Boehringer Ingelheim scientist to discuss drug discovery breakthrough

April 21 lecture to explain major technological advances in drug screening

DANBURY, CONN. — Dr. E. Michael August, senior principal scientist in the High Throughput Biology Group at Ridgefield-based Boehringer Ingelheim Pharmaceuticals, will report from the front lines of current technological breakthroughs revolutionizing the process of drug discovery in a lecture on Thursday, April 21, at Western Connecticut State University.

August will discuss “High Throughput Screening in Drug Discovery: Finding the Needle in the Haystack” at 7 p.m. in Room 125 of the Science Building on the university’s Midtown campus, 181 White St. in Danbury. Admission to the talk, sponsored by the WCSU “Science at Night” lecture series, will be free and the public is invited to attend. A reception with light refreshments will follow in the Science Building Atrium.

The experimentation method known as high throughput screening (HTS) has transformed scientific testing to discover new drugs by utilizing computer data processing and control software, robotics automation, and sophisticated liquid handling and detection methods to enable researchers to screen vastly increased numbers of compound samples within a short time for potential usefulness in drug treatments. In his position at Boehringer Ingelheim Pharmaceuticals, August is responsible for development of test compounds, or assays, and for HTS analysis of these target substances to identify compounds for further investigation as potential drugs for the treatment of inflammatory, cardiometabolic and viral diseases.

Recipient of a bachelor’s degree in chemistry from The George Washington University and a Ph.D. in biological chemistry from the University of Illinois, August began his research career as a post-doctoral fellow at Yale University’s department of pharmacology in the laboratory of Dr. William Prusoff. He served as a senior staff fellow in the biological chemistry laboratory at the National Cancer Institute of the National Institutes of Health. Prior to joining Boehringer Ingelheim, he led the HTS group at the biopharmaceutical company Repligen, and helped to establish a natural product screening program at the biotechnology firm Phytera.

“The talk will focus on the principles and practice of high throughput screening as an integral component of the drug discovery process,” August said. “Although relatively new, HTS is a rapidly expanding field that combines biochemistry and cutting-edge laboratory automation to uncover potential new drug candidates by testing tens to hundreds of thousands of samples per day.”

Automation of the process of preparing, incubating and analyzing assay plates has combined with computerized data collection and analysis to provide the capacity in HTS systems to test 100,000 or more compounds per day. Since only a small fraction of compounds screened ultimately produce leads for further research and development of potential drugs, HTS technology has achieved a major breakthrough in drug development by dramatically shortening the timeframe and expanding the volume of assay screenings conducted simultaneously in the laboratory.
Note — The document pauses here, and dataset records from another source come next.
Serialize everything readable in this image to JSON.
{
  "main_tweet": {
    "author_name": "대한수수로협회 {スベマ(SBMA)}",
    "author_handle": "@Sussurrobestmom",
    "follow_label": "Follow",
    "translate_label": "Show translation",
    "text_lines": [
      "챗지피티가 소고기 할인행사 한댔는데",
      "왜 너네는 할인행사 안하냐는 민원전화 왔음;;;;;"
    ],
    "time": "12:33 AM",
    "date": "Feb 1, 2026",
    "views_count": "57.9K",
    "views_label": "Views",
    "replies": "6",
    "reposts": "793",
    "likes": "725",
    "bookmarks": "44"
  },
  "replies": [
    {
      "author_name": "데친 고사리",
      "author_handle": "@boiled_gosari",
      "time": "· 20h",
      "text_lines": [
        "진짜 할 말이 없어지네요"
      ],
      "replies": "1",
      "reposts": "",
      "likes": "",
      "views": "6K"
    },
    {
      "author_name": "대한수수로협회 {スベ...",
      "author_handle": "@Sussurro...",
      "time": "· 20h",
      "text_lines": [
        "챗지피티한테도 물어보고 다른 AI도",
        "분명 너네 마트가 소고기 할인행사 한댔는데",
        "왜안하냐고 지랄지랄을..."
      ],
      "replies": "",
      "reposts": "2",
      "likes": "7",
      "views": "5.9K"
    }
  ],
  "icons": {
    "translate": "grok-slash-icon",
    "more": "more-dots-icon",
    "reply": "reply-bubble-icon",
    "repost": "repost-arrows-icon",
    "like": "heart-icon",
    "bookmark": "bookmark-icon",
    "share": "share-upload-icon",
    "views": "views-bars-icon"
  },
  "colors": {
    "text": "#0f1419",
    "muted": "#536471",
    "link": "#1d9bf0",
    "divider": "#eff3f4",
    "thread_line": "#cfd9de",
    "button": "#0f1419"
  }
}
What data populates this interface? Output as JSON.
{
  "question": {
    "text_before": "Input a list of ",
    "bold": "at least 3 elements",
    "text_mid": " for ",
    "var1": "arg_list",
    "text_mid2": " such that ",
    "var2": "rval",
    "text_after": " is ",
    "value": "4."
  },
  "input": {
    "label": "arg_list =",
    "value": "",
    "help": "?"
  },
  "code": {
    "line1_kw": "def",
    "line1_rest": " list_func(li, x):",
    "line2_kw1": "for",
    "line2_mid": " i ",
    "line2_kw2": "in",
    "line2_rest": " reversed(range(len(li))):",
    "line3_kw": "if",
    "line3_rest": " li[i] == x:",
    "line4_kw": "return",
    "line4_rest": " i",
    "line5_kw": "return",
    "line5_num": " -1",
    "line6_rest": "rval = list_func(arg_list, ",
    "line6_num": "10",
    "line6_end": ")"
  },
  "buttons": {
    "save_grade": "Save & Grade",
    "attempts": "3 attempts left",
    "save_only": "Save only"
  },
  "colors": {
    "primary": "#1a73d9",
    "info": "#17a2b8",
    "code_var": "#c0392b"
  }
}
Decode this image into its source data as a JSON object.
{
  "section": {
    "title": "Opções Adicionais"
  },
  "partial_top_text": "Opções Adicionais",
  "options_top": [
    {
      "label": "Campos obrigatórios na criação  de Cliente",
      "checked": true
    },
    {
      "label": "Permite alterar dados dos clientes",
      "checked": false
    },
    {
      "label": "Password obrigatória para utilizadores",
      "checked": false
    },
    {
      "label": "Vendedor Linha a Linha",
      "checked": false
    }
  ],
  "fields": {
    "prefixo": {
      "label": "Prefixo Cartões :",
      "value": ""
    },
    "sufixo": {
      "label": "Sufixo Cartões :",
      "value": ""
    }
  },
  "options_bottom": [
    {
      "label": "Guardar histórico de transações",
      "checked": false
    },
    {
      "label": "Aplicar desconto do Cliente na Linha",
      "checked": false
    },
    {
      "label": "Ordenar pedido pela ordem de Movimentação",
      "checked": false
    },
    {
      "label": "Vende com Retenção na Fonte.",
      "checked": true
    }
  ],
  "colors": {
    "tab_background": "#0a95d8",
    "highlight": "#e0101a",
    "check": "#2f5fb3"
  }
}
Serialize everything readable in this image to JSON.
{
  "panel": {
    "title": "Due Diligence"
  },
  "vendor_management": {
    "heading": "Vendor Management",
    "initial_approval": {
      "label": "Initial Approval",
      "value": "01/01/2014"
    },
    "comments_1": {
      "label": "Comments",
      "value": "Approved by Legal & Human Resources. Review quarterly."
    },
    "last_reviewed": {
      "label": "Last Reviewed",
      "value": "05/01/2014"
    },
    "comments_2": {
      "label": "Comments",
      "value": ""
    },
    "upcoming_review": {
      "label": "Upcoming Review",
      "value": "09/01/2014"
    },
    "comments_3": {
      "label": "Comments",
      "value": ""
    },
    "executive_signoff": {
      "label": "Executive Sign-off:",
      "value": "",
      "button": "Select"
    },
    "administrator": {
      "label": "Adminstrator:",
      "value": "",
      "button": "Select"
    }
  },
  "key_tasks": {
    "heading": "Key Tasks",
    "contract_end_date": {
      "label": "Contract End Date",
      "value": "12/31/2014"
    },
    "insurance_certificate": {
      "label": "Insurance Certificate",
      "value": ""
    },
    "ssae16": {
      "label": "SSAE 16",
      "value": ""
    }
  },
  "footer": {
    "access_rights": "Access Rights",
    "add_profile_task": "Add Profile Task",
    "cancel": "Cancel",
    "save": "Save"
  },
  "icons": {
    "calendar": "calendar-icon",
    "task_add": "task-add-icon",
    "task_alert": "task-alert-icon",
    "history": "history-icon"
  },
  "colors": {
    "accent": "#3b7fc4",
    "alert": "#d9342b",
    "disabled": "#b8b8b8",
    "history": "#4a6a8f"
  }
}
Boehringer Ingelheim’s establishment of the High Throughput Biology Group at the Ridgefield research facility reflects the critical importance of the HTS process in advancing the company’s pharmaceutical mission. “Research and development has been the foundation of Boehringer Ingelheim’s success, and continues to be the major driver of innovative new medicines for the treatment of diseases with an unmet therapeutic need,” the company website noted.